Horseshoe crabs evolved around 450 million years ago, long before the appearance of dinosaurs. There are four species: three from Asia and one that lives along the east coast of North America. The last is the main source of crabs for bleeding. The blood of horseshoes contains cells that are exceptionally sensitive to toxic bacteria. When those cells meet invading micro-organisms, they form clots and so protect the rest of the horseshoe crab’s body, a phenomenon that scientists exploited to develop the limulus amebocyte lysate (LAL) test in the 1970s. This can determine if medical products, such as vaccines, have been contaminated with dangerous bacteria.
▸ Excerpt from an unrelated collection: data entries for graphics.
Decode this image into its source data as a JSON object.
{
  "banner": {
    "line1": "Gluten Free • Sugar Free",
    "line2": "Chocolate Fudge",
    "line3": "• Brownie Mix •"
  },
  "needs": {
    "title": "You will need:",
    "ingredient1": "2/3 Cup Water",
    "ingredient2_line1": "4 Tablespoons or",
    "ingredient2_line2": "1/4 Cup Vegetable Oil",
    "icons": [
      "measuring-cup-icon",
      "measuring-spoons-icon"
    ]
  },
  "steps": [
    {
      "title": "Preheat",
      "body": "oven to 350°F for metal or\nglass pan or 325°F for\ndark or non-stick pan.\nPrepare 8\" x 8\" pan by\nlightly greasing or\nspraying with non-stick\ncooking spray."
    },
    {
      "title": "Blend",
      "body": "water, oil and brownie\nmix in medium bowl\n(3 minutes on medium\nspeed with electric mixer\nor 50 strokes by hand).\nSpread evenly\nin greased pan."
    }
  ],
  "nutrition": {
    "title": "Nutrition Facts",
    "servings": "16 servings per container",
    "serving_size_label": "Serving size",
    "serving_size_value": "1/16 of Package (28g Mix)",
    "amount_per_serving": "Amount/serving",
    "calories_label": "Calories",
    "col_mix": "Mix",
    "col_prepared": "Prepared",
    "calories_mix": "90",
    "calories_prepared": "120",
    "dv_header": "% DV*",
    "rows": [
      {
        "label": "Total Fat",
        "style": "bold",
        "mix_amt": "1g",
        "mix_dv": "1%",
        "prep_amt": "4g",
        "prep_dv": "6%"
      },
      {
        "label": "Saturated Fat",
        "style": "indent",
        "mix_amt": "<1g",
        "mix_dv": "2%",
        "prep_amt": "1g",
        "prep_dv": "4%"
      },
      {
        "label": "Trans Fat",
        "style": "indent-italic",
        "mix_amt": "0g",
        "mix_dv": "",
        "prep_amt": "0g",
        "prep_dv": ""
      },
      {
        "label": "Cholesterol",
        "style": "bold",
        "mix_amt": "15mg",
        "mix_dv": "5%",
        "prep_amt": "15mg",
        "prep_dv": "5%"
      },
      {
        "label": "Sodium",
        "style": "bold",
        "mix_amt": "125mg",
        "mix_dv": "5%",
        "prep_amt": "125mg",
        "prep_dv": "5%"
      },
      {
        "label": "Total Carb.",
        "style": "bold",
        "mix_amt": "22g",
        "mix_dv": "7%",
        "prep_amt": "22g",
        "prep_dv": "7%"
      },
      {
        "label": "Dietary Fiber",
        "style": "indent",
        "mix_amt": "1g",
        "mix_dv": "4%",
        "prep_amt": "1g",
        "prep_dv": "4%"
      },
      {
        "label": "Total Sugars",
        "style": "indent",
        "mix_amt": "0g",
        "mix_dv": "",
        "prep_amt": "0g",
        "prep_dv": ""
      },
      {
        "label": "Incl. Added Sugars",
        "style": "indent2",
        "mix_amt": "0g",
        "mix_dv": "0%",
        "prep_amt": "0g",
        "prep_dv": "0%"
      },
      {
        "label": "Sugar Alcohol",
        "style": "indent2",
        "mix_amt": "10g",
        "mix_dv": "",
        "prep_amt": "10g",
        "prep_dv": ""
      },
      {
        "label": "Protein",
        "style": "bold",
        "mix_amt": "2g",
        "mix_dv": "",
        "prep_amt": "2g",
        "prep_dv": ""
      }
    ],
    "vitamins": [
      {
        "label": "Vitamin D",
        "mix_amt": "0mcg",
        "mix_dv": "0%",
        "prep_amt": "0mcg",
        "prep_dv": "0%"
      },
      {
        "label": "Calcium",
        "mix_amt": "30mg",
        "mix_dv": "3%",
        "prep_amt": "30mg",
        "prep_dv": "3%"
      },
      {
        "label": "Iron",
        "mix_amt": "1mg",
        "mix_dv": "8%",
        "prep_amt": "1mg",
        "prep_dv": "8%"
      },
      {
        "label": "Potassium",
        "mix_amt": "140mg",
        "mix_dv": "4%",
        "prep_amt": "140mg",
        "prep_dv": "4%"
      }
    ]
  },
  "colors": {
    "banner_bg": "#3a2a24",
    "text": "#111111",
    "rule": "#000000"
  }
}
To obtain supplies of the blood needed to make these tests, hundreds of thousands of horseshoe crabs are gathered every year. Their blood is extracted and the animals are then returned to their shoreline homes. One estimate, made in 2021, suggested that of 718,809 horseshoe crabs collected for these bleedings, a total of 112,104 died, around 15%. Other conservation groups put that death toll at around 30% or more, however. “About half of a crab’s blood is taken from each animal and that is simply too much,” said Larry Niles, a wildlife biologist in New Jersey. “They are being killed in vast numbers, and that is having severe ecological consequences not just for the crabs but for other creatures that eat the eggs that the horseshoe crab lays.”